Plus importe le flacon que l’ivresse…

Homélie pour le 32° Dimanche du temps ordinaire / Année A
12/11/2023

Cf. également :
Elles étaient dix
Éloge de la responsabilité individuelle
L’anti terreur nocturne
Donne-moi la sagesse, assise près de toi

Les bonheurs de Sophie
Manquez, venez, quittez, servez
Épiphanie : la sagesse des nations
L’Apocalypse, version écolo, façon Greta

« Même pas peur »…
Leurre de la cruche…

Attendre après la mort ?
Enquête FLASHS-IFOP pour Plaquedeces.fr
La croyance d’une vie après la mort a de moins en moins la cote en France. Un récent sondage de l’IFOP en septembre chiffrait à 31 % la proportion des Français croyant en une vie post-mortem. Ils étaient 37 % en 1970, et visiblement la pente est descendante.

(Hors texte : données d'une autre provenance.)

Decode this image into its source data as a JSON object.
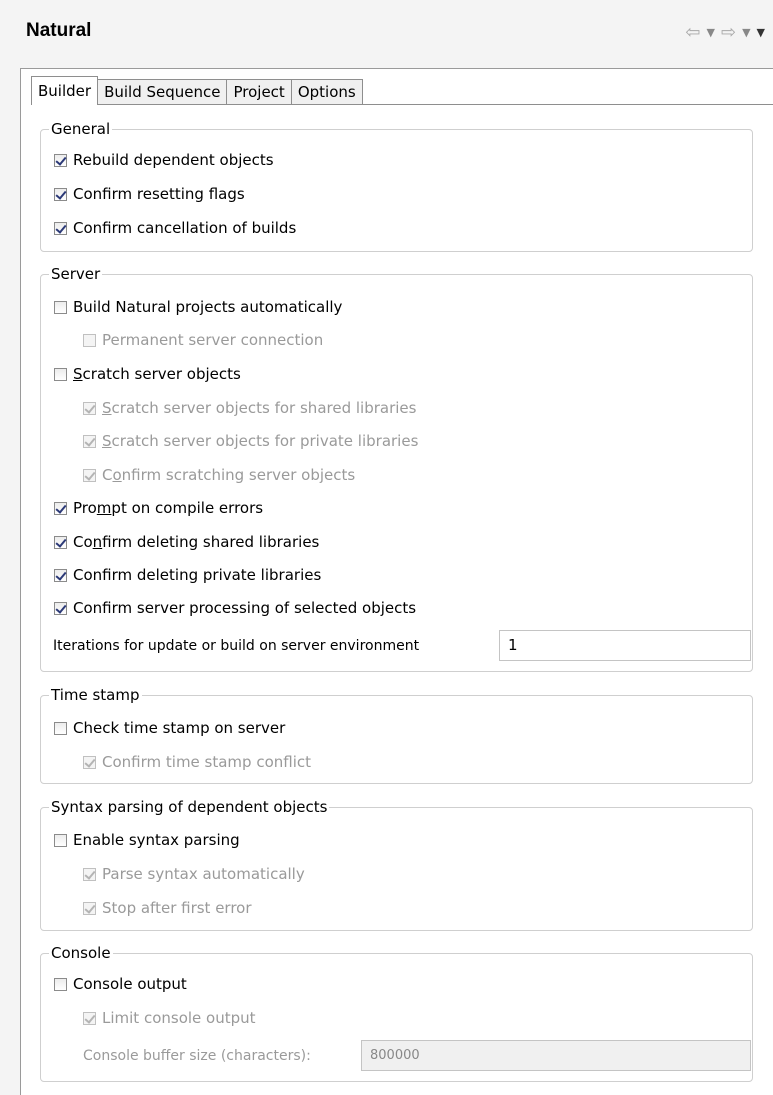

Conséquence logique : seuls 40 % des Français souhaitent encore une cérémonie religieuse à leur décès. Autrefois, c’était 90 % de la nation qui « passait à l’église ». Plus étonnant encore, seulement 69 % des pratiquants pensent toujours qu’il existe une vie après la mort !

Dans ce contexte, la parabole des vierges folles et sages de ce dimanche (Mt 25,1-13) aura bien du mal à être comprise par nos contemporains. Elle parle en effet du retour du Christ à la fin des temps. Or si je n’attends plus rien après la petite fin du monde qui est ma mort personnelle, comment pourrais-je attendre la grande fin du monde que sera le retour du Christ, le Jugement dernier tel que l’évoque le credo : « il (le Christ) reviendra juger les vivants et les morts » ?

La parabole des 10 vierges veut d’abord encourager les communautés chrétiennes du premier siècle à persévérer dans cette attente. Jésus avait annoncé son retour en gloire. Naïvement, les premiers chrétiens – Paul le premier ! – croyaient que ce serait pour demain. Las : le temps passe, la génération des Douze disparaît, et le Christ n’est toujours pas revenu… Alors cette parabole écrite vers 70–80 veut entretenir la flamme – c’est le cas de le dire avec les lampes à huile ! – des baptisés pour continuer à espérer.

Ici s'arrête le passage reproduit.